Conforme o Ato da Mesa 221, de 24 de julho de 2020, que regulamenta o rito do impeachment, uma vez feita a notificação, passa a contar o prazo de dez sessões ordinárias para que Moisés, Daniela e Tasca apresentem suas defesas ao Parlamento catarinense. Tanto o despacho do presidente quanto a denúncia lida por Schuster serão publicados no Diário Oficial da Assembleia.
AS DENÚNCIAS
Na representação, o defensor público Ralf Zimmer Junior afirma que o reajuste salarial dos procuradores do Estado, autorizado em outubro do ano passado pelo governador e com anuência do secretário da Administração, foi concedido por meio de procedimento administrativo sigiloso e fraudulento, com o objetivo de “driblar” os instrumentos de controle e fiscalização, sem a devida autorização por meio de lei aprovada pela Assembleia o que, na avaliação do denunciante, causa prejuízo de aproximadamente R$ 800 mil mensais aos cofres públicos, além do pagamento de atrasados que chegaram a quase R$ 8 milhões. Na reapresentação da denúncia, em maio, ele anexou decisões do Tribunal de Contas do Estado (TCE) e do Tribunal de Justiça de Santa Catarina (TJSC) que comprovariam suas argumentações.
Zimmer Junior cita que Moisés vetou emenda parlamentar que concederia a mesma equiparação salarial, proposta pela Assembleia durante a discussão da Reforma Administrativa, em 2019, sob a argumentação de aumento de despesa não estimada pelo Poder Executivo. Além disso, a decisão judicial citada pelo Executivo para conceder a equiparação não beneficiaria os procuradores que à época não eram filiados à associação que ingressou com a ação judicial, conforme jurisprudência do Supremo Tribunal Federal (STF).
Para o defensor, Moisés e Tasca, por terem assinado o ato que concedeu o reajuste, têm responsabilidade pela suposta ilegalidade. Já a vice-governadora, na visão de Zimmer Junior, teve conhecimento do reajuste, quando assumiu o comando do Estado em janeiro deste ano, foi conivente ao “encampar o ato ilícito” e não suspender o pagamento do aumento e abrir sindicância para investigar o caso, por isso “omitiu-se dolosamente”.
O autor da denúncia também considera que os três citados reconheceram a ilegalidade nas respostas que apresentaram à Assembleia quando da apresentação da denúncia, ainda em janeiro.
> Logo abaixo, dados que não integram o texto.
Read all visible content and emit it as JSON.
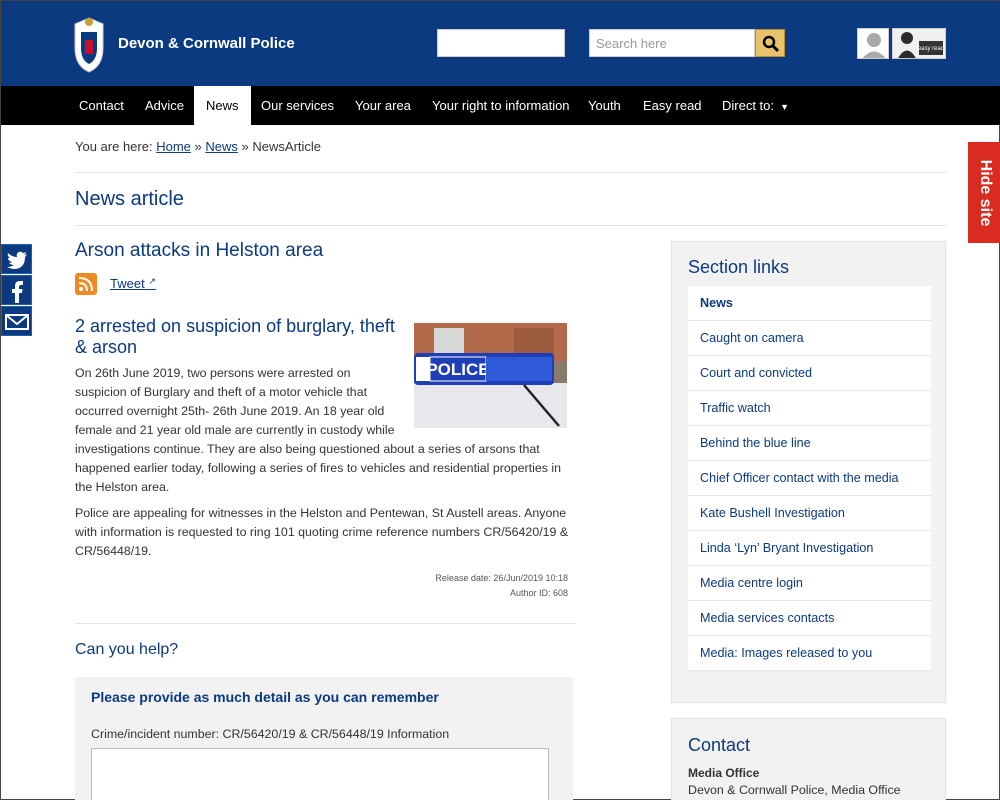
{
  "header": {
    "site_name": "Devon & Cornwall Police",
    "search_placeholder": "Search here",
    "easy_read_label": "easy read"
  },
  "nav": {
    "items": [
      "Contact",
      "Advice",
      "News",
      "Our services",
      "Your area",
      "Your right to information",
      "Youth",
      "Easy read",
      "Direct to:"
    ],
    "active": "News"
  },
  "hide_site": "Hide site",
  "breadcrumb": {
    "prefix": "You are here:",
    "home": "Home",
    "sep": "»",
    "news": "News",
    "current": "NewsArticle"
  },
  "page_title": "News article",
  "article": {
    "title": "Arson attacks in Helston area",
    "tweet_label": "Tweet",
    "image_label": "POLICE",
    "headline": "2 arrested on suspicion of burglary, theft & arson",
    "para1_a": "On 26th June 2019, two persons were arrested on suspicion of Burglary and theft of a motor vehicle that occurred overnight 25th- 26th June 2019. An 18 year old female and 21 year old male are currently in custody while",
    "para1_b": "investigations continue. They are also being questioned about a series of arsons that happened earlier today, following a series of fires to vehicles and residential properties in the Helston area.",
    "para2": "Police are appealing for witnesses in the Helston and Pentewan, St Austell areas. Anyone with information is requested to ring 101 quoting crime reference numbers CR/56420/19 & CR/56448/19.",
    "release_date": "Release date: 26/Jun/2019 10:18",
    "author_id": "Author ID: 608"
  },
  "help": {
    "title": "Can you help?",
    "form_heading": "Please provide as much detail as you can remember",
    "field_label": "Crime/incident number: CR/56420/19 & CR/56448/19 Information"
  },
  "section_links": {
    "title": "Section links",
    "items": [
      "News",
      "Caught on camera",
      "Court and convicted",
      "Traffic watch",
      "Behind the blue line",
      "Chief Officer contact with the media",
      "Kate Bushell Investigation",
      "Linda ‘Lyn’ Bryant Investigation",
      "Media centre login",
      "Media services contacts",
      "Media: Images released to you"
    ]
  },
  "contact": {
    "title": "Contact",
    "subtitle": "Media Office",
    "line1": "Devon & Cornwall Police, Media Office"
  },
  "colors": {
    "brand_blue": "#0b3a80",
    "hide_red": "#d92b1f",
    "search_gold": "#e8c36a",
    "rss_orange": "#f08a24"
  }
}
O defensor acrescenta, ainda, que Moisés concedeu entrevistas sobre a questão, o que configuraria novamente o reconhecimento dos crimes supostamente praticados.
“Os representados em questão atentaram contra o livre exercício do Poder Legislativo, contra a probidade na administração pública, a lei orçamentária e o cumprimento correto das leis e decisões judiciais, incidido nos crimes de responsabilidade produzidos no artigo 72 da Constituição do Estado de Santa Catarina”, diz o denunciante, em um dos pontos da representação.